The problem in suggesting an Andrus trade in any shape or size is twofold, however. First and most obviously is the simple fact that Andrus’ bat has been dormant for four years now. In 2016-17, his age-27 and age-28 seasons, Andrus hit a combined .299/.348/.457 with good defense and plus value on the basepaths. He looked like one of the most well-rounded shortstops in the game. Since then, he’s batted a combined .255/.302/.360 over the course of 1728 plate appearances.

Secondly and more problematic, however, is Andrus’ contract. The 2022 season is the final year of Andrus’ eight-year, $120MM contract originally signed with the Rangers. He’s owed $14MM this coming season, although the Rangers are on the hook for $7.25MM of that sum.

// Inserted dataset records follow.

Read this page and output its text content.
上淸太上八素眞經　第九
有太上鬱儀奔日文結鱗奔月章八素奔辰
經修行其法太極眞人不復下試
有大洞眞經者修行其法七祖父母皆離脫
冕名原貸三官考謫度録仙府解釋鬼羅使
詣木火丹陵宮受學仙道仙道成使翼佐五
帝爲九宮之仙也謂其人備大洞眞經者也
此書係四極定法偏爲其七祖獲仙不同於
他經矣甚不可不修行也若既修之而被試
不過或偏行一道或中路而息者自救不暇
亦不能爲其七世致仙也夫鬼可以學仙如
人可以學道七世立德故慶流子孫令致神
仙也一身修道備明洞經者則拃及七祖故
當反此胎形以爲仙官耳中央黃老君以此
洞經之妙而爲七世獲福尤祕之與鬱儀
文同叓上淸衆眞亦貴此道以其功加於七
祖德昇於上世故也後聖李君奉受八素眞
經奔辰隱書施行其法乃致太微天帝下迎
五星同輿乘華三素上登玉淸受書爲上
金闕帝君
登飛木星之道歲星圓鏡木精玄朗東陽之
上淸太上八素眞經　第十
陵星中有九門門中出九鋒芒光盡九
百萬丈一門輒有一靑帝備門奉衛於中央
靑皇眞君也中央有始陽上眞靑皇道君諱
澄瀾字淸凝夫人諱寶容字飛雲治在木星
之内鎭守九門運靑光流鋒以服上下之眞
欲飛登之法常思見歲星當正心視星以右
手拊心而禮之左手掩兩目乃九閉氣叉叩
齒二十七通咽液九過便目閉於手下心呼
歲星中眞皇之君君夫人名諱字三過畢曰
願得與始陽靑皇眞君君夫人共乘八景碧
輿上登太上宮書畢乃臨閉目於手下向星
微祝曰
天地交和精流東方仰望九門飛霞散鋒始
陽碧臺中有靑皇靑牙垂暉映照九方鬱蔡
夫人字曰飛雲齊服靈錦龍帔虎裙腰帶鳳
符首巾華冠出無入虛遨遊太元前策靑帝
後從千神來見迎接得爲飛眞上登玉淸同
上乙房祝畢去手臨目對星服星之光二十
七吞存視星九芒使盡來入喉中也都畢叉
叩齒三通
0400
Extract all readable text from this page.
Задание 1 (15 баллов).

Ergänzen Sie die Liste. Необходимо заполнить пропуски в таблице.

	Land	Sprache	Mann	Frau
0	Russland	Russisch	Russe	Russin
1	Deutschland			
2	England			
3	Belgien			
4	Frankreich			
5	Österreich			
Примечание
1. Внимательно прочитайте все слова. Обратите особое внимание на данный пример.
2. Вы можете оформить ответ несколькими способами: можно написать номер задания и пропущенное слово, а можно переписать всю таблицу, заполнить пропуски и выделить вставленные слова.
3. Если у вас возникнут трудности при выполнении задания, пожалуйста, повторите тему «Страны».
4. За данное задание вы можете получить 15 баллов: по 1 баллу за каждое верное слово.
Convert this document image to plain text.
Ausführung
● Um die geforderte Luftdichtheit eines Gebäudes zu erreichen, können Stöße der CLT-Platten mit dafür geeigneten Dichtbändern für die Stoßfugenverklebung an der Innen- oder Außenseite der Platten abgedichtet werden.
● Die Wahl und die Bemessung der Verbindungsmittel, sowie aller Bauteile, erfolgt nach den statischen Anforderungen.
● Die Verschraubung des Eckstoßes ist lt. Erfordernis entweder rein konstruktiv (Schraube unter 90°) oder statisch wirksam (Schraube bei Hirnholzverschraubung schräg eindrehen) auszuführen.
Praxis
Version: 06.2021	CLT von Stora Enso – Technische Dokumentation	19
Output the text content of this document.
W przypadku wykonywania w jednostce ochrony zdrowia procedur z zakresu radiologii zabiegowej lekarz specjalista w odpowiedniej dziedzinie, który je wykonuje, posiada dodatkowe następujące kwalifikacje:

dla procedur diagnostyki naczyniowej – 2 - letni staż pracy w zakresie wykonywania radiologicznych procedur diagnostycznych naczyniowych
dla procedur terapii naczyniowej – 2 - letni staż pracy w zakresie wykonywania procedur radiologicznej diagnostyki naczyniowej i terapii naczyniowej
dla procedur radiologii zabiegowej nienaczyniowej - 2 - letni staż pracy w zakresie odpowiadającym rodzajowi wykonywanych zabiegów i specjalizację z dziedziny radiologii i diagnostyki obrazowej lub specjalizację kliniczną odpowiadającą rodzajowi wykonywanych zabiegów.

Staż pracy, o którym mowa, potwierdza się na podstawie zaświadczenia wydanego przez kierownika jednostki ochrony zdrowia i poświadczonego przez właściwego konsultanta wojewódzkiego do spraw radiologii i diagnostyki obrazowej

An effective one-year deal for Andrus at $6.75MM isn’t particularly appealing but also isn’t so burdensome that a team in need of a stopgap at short would automatically turn up its nose. Andrus still went 12-for-14 in stolen bases and drew generally plus marks for his baserunning at FanGraphs. Defensive Runs Saved has him pegged as a below-average defender at this point, but Outs Above Average and Ultimate Zone Rating disagree.

The larger wrinkles are that his $15MM club option for the 2023 season could become a player option and that his initial trade from Texas to Oakland triggered a conditional full no-trade clause, which now gives him veto power over any deal.

Andrus’ contract stipulates that his 2023 option will convert to a player option if he is both traded (check) and then accumulates 550 plate appearances in the 2022 season. The 550 plate appearances is an eminently reachable platform as well, particularly for Andrus. While his 2021 season ended with a leg fracture sustained during the final weekend of play, he’s expected to be ready for Spring Training and quite likely would’ve reached 550 in 2021 were it not for that late injury. Andrus also averaged 625 plate appearances per season in the decade from 2010-19, so there’s good reason to think he’ll be able to reach those 550 trips to the plate next year.

Granted, a team could try to acquire Andrus with the idea of limiting his role, but that might not sit well with Andrus, who’s in line for regular at-bats in Oakland and has to approve any trade. The notion of giving Andrus everyday reps for a good chunk of the season and then curbing his playing time as that 550-PA threshold approaches is also tricky, as that sort of direct playing-time manipulation to avoid contractual milestones can lead to a grievance filing against the team. Even absent a grievance, that tactic isn’t likely to go unnoticed by other players; it’s the sort of thing that can work against a team in future free-agent discussions, extension talks or trade scenarios involving other players with no-trade protection.

All that said, it’s also worth noting that the vesting player option could very well enhance Oakland’s motivation to move on from Andrus. Because he’s already been traded once, that 550 plate appearance threshold applies even if Andrus remains in green and gold. The A’s, too, could simply opt to move on from Andrus in Spring Training or amid any early struggles that arise, and they have a shortstop-in-waiting in the form of defensive wizard Nick Allen — a 2017 third-round pick who ranks among the organization’s top farmhands. If Andrus does open the year in Oakland, his playing time will be worth close monitoring as the season wears on.

However things play out, Oakland would likely welcome the opportunity to move on from Andrus, who was only acquired in a swap of bad contracts in the first place. His trade candidacy isn’t as straightforward as most “bad contract” swaps, however. That vesting player option in his deal is should be kept in mind for fans of any team who might be eyeing Andrus as a counterweight to balance the scales in a trade involving Olson, Chapman, Manaea, etc., and that no-trade protection gives Andrus a good bit of leverage.